14 August 2008
Geneva: - -The Representative of the Secretary General on the Human Rights of Internally Displaced Persons, Walter Kalin, is deeply concerned about the growing number of civilians displaced in Georgia, estimated at close to 100,000, the continuing dangers to which many of them are still exposed and the difficulties in providing them with shelter, medical care and food. He is also alarmed about reports that humanitarian access is still blocked and by allegations of widespread looting of property left behind by the displaced.
Kalin urges all parties to the conflict to ensure that persons who wish to do so can leave areas affected by violence, that property left behind be protected, and that unimpeded access for humanitarian organizations to conflict areas be granted so they may reach internally displaced persons and other civilians at risk without further delay. He welcomes aid already provided to Georgia to meet the huge humanitarian needs of the displaced but in light of the extensive needs encourages international organizations, non-governmental organizations and donors to immediately come together to provide support for the efforts of the Georgian Government to alleviate the suffering of its population.
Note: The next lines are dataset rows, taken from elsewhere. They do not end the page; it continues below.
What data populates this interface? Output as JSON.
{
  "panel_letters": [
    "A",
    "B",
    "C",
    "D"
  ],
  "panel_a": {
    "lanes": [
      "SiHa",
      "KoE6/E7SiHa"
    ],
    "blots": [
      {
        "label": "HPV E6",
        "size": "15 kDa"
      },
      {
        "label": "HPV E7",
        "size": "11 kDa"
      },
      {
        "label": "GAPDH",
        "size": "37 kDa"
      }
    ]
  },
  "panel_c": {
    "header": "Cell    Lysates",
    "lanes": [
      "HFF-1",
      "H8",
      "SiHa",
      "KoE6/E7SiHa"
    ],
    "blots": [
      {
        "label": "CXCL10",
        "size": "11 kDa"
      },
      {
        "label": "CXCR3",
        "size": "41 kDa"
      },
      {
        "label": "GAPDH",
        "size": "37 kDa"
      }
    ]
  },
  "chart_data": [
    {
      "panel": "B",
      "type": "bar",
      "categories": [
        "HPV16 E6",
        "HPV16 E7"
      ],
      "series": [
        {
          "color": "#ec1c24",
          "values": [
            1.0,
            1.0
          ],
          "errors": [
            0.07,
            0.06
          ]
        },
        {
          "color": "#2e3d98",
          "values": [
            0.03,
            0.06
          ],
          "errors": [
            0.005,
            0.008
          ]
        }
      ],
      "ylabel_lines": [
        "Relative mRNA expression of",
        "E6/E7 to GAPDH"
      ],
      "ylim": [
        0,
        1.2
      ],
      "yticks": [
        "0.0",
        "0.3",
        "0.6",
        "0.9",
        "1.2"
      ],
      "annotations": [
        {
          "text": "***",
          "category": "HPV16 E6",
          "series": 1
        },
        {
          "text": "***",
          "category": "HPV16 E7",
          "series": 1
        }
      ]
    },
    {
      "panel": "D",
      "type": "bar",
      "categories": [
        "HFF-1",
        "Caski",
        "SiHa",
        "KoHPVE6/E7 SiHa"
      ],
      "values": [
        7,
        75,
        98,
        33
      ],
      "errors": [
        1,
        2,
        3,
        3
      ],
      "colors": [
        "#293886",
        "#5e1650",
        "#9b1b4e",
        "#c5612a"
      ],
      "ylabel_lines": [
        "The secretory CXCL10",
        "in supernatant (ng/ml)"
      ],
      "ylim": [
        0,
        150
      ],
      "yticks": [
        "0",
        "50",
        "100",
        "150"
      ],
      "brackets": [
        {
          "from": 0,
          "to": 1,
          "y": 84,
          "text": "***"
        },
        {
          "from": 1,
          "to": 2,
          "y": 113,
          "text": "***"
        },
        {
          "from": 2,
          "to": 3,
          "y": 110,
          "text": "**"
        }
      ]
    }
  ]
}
The expert reminds both the Russian Federation and the Georgian Government of their obligation to respect the rights of internally displaced persons and provide protection and assistance to them. He also urges the two governments to adhere to the provisions in the UN Guiding Principles on Internal Displacement, which the 2005 World Summit Outcome Document declared "an important international framework for the protection of internally displaced persons."
The Representative welcomes the signing of a ceasefire and calls on the Governments of Georgia and the Russian Federation to refrain from all actions that would cause further displacement. He also urges both governments to include in the envisaged peace plan provisions allowing the displaced to voluntarily return to their homes in safety and dignity and to have their property returned to them and compensation paid for damages. Those who cannot or do not want to return should be given the opportunity to integrate elsewhere in the country.